Говард, не Гови – подчеркнуто не Гови. Мелк по фамилии, но отнюдь не мелкий по размерам, лишь на крохотную долю дюйма ниже Фергусона и уже начинал округляться, уже не тщедушная детка, но неуклонно крепнущий подросток, плотный и сильный, физически бесстрашный, спортсмен-камикадзе, который свои посредственные способности компенсировал несгибаемым воодушевлением и усилиями. Остроумный и добрый, учился он быстро и обладал талантом хорошо справляться под нажимом, превосходя даже Тиммермана по результатам стопроцентных контрольных, читал книги, как и Фергусон, начинал интересоваться политикой, как и Фергусон, а еще у этого мальчишки был чудесный дар к рисованию.
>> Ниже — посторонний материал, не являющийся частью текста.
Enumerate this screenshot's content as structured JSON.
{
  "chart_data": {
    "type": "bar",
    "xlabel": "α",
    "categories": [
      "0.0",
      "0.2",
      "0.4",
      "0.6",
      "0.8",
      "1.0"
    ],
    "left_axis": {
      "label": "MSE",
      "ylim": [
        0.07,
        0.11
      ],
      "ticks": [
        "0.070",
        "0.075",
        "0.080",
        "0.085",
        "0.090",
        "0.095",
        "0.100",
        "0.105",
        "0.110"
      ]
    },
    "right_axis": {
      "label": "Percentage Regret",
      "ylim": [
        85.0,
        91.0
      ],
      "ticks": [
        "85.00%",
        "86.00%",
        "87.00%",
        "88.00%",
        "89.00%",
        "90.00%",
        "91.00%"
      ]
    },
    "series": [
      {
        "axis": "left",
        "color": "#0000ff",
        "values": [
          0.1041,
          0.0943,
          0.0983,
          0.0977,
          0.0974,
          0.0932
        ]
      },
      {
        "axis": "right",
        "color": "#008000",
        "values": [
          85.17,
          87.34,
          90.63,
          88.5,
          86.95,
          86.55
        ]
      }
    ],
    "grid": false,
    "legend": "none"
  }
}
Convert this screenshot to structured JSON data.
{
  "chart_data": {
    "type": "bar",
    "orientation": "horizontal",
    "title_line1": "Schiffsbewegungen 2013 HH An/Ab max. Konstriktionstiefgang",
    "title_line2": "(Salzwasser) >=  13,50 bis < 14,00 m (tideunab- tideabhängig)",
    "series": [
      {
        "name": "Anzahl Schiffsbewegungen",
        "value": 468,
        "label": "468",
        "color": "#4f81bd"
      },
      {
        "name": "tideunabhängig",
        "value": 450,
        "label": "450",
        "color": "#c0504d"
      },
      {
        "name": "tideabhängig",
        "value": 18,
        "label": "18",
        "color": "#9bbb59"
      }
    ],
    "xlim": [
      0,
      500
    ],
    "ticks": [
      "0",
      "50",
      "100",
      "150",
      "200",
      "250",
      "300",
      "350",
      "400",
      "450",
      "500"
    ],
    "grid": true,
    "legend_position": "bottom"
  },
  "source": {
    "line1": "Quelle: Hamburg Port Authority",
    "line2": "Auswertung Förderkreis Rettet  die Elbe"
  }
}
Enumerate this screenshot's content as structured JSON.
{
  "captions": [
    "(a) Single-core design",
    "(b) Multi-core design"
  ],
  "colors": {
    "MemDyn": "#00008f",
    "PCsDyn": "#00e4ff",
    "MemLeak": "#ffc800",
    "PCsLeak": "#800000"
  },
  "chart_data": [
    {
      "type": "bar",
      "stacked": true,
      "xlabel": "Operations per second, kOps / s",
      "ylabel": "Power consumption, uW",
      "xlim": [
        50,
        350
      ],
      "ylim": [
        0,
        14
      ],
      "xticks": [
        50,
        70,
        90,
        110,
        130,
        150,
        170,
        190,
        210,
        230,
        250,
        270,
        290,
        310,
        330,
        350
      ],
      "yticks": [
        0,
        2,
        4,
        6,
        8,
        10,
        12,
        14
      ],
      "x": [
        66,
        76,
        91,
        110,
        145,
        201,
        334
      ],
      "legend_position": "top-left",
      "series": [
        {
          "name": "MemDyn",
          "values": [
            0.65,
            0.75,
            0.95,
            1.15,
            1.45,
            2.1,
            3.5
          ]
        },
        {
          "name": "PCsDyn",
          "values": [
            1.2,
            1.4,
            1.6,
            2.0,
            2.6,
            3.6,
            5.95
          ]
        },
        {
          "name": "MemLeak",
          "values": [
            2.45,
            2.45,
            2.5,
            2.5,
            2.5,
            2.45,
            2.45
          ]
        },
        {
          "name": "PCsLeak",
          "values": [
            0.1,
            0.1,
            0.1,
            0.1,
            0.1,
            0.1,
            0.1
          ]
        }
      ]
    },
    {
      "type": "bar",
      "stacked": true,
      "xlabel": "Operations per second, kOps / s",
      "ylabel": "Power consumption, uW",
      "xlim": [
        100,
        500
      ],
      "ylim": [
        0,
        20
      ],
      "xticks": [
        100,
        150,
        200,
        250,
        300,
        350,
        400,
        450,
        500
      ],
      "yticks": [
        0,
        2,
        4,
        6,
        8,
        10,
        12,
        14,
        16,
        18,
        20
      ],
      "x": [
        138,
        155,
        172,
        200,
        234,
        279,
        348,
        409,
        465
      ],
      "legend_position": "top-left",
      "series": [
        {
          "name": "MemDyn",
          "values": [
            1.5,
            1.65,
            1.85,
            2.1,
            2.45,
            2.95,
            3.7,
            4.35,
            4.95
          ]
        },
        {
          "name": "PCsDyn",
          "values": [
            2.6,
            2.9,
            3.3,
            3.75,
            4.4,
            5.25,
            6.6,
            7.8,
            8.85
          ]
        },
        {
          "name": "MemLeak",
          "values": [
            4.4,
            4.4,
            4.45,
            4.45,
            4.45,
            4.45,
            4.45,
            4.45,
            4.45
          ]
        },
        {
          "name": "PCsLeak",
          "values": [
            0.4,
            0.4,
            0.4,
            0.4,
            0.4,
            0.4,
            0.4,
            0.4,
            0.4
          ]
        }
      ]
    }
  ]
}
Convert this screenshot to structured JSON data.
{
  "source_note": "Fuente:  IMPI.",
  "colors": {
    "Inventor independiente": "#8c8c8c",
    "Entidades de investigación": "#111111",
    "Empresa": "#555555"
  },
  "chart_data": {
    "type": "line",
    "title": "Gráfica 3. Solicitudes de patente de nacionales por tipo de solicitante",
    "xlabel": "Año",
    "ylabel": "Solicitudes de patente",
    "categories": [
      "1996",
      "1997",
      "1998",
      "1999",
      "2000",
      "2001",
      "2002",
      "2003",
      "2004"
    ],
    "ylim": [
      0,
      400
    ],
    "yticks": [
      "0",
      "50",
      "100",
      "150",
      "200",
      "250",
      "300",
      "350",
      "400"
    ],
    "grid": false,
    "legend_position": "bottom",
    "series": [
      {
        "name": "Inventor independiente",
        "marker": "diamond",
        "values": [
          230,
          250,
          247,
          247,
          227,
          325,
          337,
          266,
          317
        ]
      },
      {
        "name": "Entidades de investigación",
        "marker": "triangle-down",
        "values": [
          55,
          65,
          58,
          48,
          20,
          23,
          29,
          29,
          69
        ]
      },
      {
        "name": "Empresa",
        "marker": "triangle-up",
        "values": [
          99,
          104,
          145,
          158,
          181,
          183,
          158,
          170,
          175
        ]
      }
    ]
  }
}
Из-под карандаша, который он всегда носил в кармане, выходили пейзажи, портреты и натюрморты почти фотографической точности, а еще – карикатуры и комиксы, чей юмор коренился в неожиданных шуточках, основывался на словах, вырванных из своих привычных ролей, поскольку звучали они, как другие, не связанные с этими слова, например, рисунок, озаглавленный «Он по воздуху мчит, паря в простоте»[13]: изображался на ней мальчик, летящий по небу в заглавной букве Т, а позади него барахтались прочие мальчишки в других буквах алфавита, – или же Фергусонова любимая картинка, где Говард превратил тошноту в новый вид растительности, рисунок нес заголовок «Сад мистера Пинского»: сверху ряд вишневых деревьев, аккуратно подписанный «Вишни», ниже ряд черешен, аккуратно подписанный «Черешни», а внизу – ряд фонтанчиков рвоты, аккуратно подписанный «Тошни». Какой тонкий и забавный замысел, считал Фергусон, и какой тонкий слух – уловить в слове нечто иное, но еще больше уха тут засчитывался глаз, глаз, соединенный с рукой, поскольку результат и вполовину не был бы так действен, если бы рвота, бившая из земли, не была так здорово нарисована, ибо у Говарда она была просто божественна, изображена так точно и аккуратно, как Фергусон не видел ни разу в жизни.

вернуться

13

Парафраз первой строки популярной песни «The Flying Trapeze» (1867) английских композитора Гэстона Лайла и певца Джорджа Лейбурна, вдохновленной акробатом Жюлем Леотаром.